FILE - In this file photo taken Nov. 11, 2015, Jack Ma, executive chairman of the Alibaba Group, speaks in front of a giant screen showing real-time sales figures of e-commerce giant Alibaba, during a press conference for the "Singles' Day" online shopping festival held at National Aquatic Center, also known as the "Water Cube" in Beijing, China. Alibaba's relationship with an anti-counterfeiting lobby coalition known as the International Anti-Counterfeiting Coalition is a tale of how one of China's corporate giants won _ and ultimately lost_ a friend in Washington, using legal methods long deployed by corporate America: money and friendship. (AP Photo/Andy Wong)

Rocket's strategy is to identify markets and niches where big players have yet to get established, cutting its losses if the competitive environment turns out to be too fierce, as it did in 2012 when it closed down operations in Turkey.

In many markets where Rocket firms operate, credit-card ownership is rare and shoppers prefer to pay in cash on the doorstep. That helps explain why e-commerce has been slow to take off in Latin America, apart from Brazil where cards are more common and online sales have reached $12 billion a year."It has been a very tough challenge here in Russia to create great customer experience, but this try-on concept, this interaction with the customer at the door ... creates a very high barrier for anybody who wants to offer the same level of service," said Lamoda Chief Executive Nils Tonsen.

The e-commerce company and its early investors are hoping to sell up to 368 million shares for $60 to $66 apiece, according to a regulatory filing late Friday that sets the stage for Alibaba Group Ltd. to make its long-awaited debut on the New York Stock Exchange later this month.

The latest lawsuit accuses Alibaba not just of failing to stop sales but of permitting merchants on its platforms even if they openly say they sell unlicensed copies.
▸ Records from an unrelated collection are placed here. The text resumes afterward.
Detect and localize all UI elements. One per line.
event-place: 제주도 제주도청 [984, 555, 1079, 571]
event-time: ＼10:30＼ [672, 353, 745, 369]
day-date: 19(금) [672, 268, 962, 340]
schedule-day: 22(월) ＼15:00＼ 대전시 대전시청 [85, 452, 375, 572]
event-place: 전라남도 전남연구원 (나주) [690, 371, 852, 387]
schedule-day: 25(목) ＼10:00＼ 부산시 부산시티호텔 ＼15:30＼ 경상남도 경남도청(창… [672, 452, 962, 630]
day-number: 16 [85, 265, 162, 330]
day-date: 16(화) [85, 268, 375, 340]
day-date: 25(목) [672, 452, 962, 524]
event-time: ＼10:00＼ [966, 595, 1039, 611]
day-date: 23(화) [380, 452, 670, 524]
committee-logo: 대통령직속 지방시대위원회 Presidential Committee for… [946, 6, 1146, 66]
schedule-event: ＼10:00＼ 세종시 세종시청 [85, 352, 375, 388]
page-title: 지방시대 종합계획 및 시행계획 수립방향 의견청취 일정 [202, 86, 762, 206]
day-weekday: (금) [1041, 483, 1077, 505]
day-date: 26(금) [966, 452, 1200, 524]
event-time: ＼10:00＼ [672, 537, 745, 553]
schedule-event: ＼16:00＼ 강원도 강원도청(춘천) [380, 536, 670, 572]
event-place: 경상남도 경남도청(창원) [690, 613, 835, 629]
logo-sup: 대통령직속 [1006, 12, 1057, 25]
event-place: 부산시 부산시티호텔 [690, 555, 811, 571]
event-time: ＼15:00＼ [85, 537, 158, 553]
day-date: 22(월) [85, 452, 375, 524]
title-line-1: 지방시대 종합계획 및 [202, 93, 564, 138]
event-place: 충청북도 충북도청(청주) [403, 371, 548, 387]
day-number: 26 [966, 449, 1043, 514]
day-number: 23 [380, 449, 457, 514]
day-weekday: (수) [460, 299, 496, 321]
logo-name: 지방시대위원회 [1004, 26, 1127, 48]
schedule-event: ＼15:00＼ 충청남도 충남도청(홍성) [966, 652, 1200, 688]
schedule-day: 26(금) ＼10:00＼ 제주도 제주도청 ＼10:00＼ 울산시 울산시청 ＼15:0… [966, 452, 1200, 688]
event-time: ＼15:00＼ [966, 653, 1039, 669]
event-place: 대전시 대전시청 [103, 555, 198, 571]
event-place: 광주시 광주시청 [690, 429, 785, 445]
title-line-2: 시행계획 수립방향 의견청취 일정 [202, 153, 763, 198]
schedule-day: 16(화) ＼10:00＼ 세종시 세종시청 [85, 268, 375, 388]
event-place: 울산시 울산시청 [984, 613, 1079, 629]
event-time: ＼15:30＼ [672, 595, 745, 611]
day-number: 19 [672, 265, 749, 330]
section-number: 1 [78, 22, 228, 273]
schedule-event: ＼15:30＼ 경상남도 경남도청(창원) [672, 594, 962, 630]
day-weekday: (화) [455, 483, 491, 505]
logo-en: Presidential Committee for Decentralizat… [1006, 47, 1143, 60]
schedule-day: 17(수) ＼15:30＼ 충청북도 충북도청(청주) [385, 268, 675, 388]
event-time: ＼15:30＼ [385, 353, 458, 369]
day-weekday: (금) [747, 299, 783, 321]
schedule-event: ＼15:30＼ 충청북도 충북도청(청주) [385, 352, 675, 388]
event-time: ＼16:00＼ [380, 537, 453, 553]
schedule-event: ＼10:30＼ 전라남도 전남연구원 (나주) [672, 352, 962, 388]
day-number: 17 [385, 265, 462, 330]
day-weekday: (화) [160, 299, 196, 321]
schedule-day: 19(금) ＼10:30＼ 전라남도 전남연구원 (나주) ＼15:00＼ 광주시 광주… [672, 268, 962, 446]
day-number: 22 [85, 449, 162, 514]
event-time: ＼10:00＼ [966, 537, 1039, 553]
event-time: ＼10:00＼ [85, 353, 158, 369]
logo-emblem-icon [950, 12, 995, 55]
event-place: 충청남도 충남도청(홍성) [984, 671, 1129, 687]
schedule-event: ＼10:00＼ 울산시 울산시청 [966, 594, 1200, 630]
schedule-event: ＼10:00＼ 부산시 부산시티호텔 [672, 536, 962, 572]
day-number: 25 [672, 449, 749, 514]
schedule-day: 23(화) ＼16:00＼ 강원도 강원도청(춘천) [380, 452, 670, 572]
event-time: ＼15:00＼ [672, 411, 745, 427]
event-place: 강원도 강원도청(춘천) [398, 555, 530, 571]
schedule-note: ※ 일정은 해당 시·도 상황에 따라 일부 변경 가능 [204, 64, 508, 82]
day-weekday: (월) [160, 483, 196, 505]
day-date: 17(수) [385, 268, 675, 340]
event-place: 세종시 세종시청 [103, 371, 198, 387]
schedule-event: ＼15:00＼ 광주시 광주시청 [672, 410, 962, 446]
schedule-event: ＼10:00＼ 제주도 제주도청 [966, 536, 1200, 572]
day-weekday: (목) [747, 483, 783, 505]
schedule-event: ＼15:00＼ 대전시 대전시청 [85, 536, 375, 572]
The suit accuses Alibaba of mail fraud and racketeering, including processing payments for goods it knew were counterfeit.

It says it can launch a company within 100 days by drawing on expertise in areas like legal, finance, communications, marketing and business intelligence at its Berlin head office, helping it start an average of three to six new firms a year.

Security Features: Tighten up your site security by restricting access to your website back-office by user role. Each new company

Answer this question or make your own

Il contenuto di questo campo è privato e non verrà mostrato pubblicamente.